Andy Bernard (The Office)
“Credo che di aver voluto alternare la commedia con la serietà. Poi noi sceneggiatori abbiamo constatato che Andy Bernard fosse molto più divertente quando era uno st****o. (…) L’abbiamo fatto in parte perché sarebbe stato via per circa dieci episodi nel bel mezzo della stagione, e in parte perché abbiamo pensato: cosa facciamo se non ci sarà per metà stagione? Dobbiamo pensare qualcosa anche per Erin”.
Greg Daniels, autore di The Office, si era espresso così a proposito della sorprendente evoluzione di Andy Bernard nella nona e ultima stagione di The Office. O meglio, una sorprendente involuzione. Un ritorno alle origini, sgradito da gran parte del fandom. Come evidenziamo anche nell’articolo dedicato appena riportato, d’altronde, Andy nasceva per essere un personaggio piuttosto negativo. Seppure in un contesto prettamente comico, Andy si presentava con tratti spigolosi, spesso fastidiosi. Fastidiosi ed estremi, al punto da rappresentare un contraltare ideale per i solidi equilibri della serie. Una vera e propria spina nel fianco per i personaggi preferiti, esasperata per generare situazioni surreali e divertenti.
Poi, nel tempo, il personaggio era cambiato profondamente ed era diventato uno dei più amabili: generoso, romantico e gentile, Andy aveva ribaltato le prospettive. Nell’ultima stagione, però, il nuovo switch: per esigenze di trama, a quanto pare concordate anche con Ed Helms (assente per buona parte del tempo per via di altri impegni lavorativi), Andy è tornato quello dei primi tempi, subendo un destino spiazzante e inadatto alla natura ormai consolidata del personaggio.

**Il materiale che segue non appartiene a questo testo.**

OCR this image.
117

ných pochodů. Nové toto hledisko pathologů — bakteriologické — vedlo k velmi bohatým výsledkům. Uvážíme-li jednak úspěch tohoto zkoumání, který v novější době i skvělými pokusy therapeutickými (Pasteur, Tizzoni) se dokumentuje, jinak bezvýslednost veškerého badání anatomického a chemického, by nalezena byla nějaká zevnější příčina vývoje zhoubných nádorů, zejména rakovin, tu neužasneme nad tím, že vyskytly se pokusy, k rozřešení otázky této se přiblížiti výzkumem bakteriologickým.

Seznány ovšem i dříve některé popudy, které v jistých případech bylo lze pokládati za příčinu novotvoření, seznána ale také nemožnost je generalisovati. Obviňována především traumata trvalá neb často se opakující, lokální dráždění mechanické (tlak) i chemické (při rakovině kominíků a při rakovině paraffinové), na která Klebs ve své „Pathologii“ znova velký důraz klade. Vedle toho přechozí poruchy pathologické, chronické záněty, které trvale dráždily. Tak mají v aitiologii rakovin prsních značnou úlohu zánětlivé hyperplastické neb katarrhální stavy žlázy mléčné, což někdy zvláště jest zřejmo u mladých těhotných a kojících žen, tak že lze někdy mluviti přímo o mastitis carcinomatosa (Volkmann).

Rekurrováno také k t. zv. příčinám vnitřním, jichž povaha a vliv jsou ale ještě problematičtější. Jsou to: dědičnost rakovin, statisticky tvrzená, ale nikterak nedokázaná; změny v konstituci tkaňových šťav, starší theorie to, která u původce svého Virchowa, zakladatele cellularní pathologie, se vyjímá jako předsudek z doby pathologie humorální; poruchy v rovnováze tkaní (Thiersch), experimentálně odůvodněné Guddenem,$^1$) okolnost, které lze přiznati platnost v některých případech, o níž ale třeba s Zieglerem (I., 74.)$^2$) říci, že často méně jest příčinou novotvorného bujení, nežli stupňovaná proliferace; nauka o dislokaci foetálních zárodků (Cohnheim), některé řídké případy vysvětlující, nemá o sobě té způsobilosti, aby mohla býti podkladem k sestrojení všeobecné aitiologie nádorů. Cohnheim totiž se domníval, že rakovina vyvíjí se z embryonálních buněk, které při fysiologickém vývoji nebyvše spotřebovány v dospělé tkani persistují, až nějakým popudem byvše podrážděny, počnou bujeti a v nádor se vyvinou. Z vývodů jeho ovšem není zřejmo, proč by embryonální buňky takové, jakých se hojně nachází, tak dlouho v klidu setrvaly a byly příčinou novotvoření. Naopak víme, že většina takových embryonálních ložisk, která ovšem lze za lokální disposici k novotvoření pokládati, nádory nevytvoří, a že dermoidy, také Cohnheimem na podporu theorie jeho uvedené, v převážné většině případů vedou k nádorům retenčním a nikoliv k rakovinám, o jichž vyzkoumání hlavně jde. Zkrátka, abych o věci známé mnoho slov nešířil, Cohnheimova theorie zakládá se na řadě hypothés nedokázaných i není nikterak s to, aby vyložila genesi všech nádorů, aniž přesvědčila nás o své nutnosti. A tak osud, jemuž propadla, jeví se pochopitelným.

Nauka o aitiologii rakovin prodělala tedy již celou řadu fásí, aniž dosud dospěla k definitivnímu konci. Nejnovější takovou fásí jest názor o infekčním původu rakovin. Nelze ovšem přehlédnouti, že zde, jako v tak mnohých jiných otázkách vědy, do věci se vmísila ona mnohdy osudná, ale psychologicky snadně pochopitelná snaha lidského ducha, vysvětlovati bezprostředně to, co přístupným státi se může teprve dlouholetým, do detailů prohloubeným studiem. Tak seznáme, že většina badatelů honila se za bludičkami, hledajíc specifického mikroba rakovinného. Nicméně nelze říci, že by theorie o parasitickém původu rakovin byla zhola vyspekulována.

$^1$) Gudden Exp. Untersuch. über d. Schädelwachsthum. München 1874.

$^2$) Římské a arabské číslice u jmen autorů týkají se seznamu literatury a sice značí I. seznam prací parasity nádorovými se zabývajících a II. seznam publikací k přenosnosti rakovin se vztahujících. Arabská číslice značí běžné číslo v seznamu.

Un peccato, vero: in nome di alcune gag e di un rimescolamento dello status quo, si è rovinato un personaggio d’alto profilo. Se si parla di finali alternativi per i personaggi delle serie tv, la sua presenza è imprescindibile.
Charlie Harper (2 uomini e mezzo)
Piaccia o non piaccia, Charlie Harper è considerabile senza alcun problema uno dei personaggi più iconici degli ultimi vent’anni di serie tv. Non mancano le rivalutazioni a posteriori, figlie di una sensibilità diversa da parte del pubblico contemporaneo, ma il punto resta: è un personaggio che ha lasciato un segno profondo. L’ha fatto per anni grazie al successo di Due uomini e mezzo, in gran parte trainato dalla sua vis comica. E l’ha fatto, soprattutto, grazie all’interpretazione carismatica di Charlie Sheen. Poi, però, qualcosa si è spezzato irrimediabilmente: i problemi sul set sono diventati sempre più importanti e Charlie Sheen avrebbe palesato, secondo molte ricostruzioni, un carattere piuttosto complesso da gestire.
Tutto ciò è culminato nell’interruzione del rapporto nel 2011, al termine dell’ottava stagione. Due Uomini e Mezzo, tuttavia, è andata avanti per altre quattro stagioni. Il grande successo delle prime annate era ormai alle spalle, ma la serie ha comunque retto botta con sorprendente caparbietà. Di Charlie non si è più vista l’ombra, se non attraverso alcuni riferimenti più o meno diretti. Fino al finale, andato in onda nel 2016.
A pochi istanti dal termine di un finale piuttosto bizzarro, ma tutto sommato interessante, ricomparve Charlie. Charlie Sheen non c’era e quella che vediamo è una sua controfigura, di spalle. Si ripresentava alla porta della sua villa, ma all’improvviso il suo pianoforte gli crollava sopra, probabilmente uccidendolo. La serie si conclude con un’inquadratura allargata che arriva poi a Chuck Lorre, autore della serie, mentre sorride sardonicamente. Lo showrunner sembra essersi così vendicato dopo aver avuto tanti problemi con Charlie Sheen, finendo per coinvolgere il personaggio.
Un personaggio che avrebbe meritato un destino diverso, senza ombra di dubbio. Un finale qualunque tra i finali alternativi possibili per personaggi del genere. Ma non questa roba, affatto.
“Una vendetta infantile”, scrivemmo. Ecco, appunto.